Flashback: Women in the Air
PHOTO: WASP Shirley Slade
January 4, 1944: The numbers are in, and the women who pilot military aircraft have now proven themselves to have a better safety record than the men. According to a report issued by the War Department today, the fatality rate for Women Airforce Service Pilots (WASPs) is .05 per 1,000 flying hours, compared to .07 for Army Air Forces pilots flying in the continental U.S.
These 900 women pilots are now flying almost 5 million miles a month, and have flown a total of over 30 million miles. Originally a very small group, limited to ferrying light planes from factories to air fields, they are now flying every type of plane used in the U.S. and Canada, including the biggest bombers. In addition, they do risky target-towing duty, as well as act as couriers, and do tracking, testing and experimental work on our newest, fastest and most sophisticated aircraft.
The idea for the WASPs originated even before the U.S. entered the war. Jacqueline Cochran sent a letter to First Lady Eleanor Roosevelt the day after the fall of Warsaw in September, 1939, suggesting a corps of women flyers, and Nancy Harkness Love wrote the Ferry Division of the Army Air Forces with a similar proposal in May, 1940. General "Hap" Arnold, commander of the Army Air Forces, failed to see the need for such a unit while this country was still at peace, so Cochran went to England to fly for the British Air Transport Auxiliary, where she got the chance to ferry top-of-the-line British military aircraft. Though not able to engage in combat missions, doing any flying over England in a military aircraft after the outbreak of war would have to be considered flying under potential combat conditions.
After the attack on Pearl Harbor, the idea of a corps of women pilots that General Arnold once thought unnecessary got his enthusiastic approval, and the Women's Auxiliary Ferry Squadron was created in September, 1942, headed by Nancy Harkness Love. A few days later, the Women's Flying Training Detachment was launched with Jacqueline Cochran in charge. In July of 1943, Arnold ordered the two programs merged, with Cochran as director of the new group, to be called the Women Airforce Service Pilots beginning on August 5th.

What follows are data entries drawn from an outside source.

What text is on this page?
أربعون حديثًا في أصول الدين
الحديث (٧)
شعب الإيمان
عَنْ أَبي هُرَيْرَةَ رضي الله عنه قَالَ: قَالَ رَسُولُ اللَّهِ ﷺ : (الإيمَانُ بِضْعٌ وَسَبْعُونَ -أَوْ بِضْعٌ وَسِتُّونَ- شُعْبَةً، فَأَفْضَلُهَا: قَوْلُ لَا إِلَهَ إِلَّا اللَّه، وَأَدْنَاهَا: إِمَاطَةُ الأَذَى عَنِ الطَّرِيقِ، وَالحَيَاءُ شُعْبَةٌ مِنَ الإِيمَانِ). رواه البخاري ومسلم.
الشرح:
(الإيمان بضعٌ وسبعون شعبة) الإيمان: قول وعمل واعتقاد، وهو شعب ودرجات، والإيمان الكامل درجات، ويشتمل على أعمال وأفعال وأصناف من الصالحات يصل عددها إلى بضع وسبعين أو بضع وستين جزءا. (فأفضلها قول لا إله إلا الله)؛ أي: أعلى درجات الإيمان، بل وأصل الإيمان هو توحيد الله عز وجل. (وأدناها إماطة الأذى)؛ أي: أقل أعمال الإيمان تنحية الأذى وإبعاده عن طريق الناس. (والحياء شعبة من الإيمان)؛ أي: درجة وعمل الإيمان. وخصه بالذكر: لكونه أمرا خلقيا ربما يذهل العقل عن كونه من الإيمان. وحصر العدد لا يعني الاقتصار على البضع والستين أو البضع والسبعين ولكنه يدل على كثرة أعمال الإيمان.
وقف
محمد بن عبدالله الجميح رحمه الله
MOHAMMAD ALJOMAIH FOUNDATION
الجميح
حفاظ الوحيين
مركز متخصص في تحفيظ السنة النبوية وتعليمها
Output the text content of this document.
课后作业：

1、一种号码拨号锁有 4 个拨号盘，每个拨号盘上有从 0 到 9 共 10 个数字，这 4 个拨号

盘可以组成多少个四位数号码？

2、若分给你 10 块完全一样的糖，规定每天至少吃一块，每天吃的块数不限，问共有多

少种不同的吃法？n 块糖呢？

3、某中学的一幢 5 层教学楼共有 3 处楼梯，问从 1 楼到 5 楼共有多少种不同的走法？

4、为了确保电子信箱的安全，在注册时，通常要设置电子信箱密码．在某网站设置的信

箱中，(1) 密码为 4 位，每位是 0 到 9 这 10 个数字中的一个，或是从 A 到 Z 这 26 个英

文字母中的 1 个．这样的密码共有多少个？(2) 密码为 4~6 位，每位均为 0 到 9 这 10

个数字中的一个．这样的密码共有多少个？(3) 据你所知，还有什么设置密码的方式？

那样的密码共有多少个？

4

Despite the military work they perform, WASPs are considered civil service employees, and not a part of the military. But a bill to give them full military status and benefits was introduced into the House of Representatives on September 30th. At present, they are denied military insurance coverage, hospitalization benefits, and when their lives are lost in the line of duty, their friends and families must come up with private funds to ship their caskets home, and then pay all funeral costs.
These brave and patriotic women are doing every job they are legally allowed to do to help the country's war effort, and many have already made the ultimate sacrifice in the course of doing their duty. The very least the country should do in return is to recognize the military nature of their work by granting them full military status and benefits as soon as possible, so the bill introduced by Representative John Costello, Democrat of California, deserves our strong support.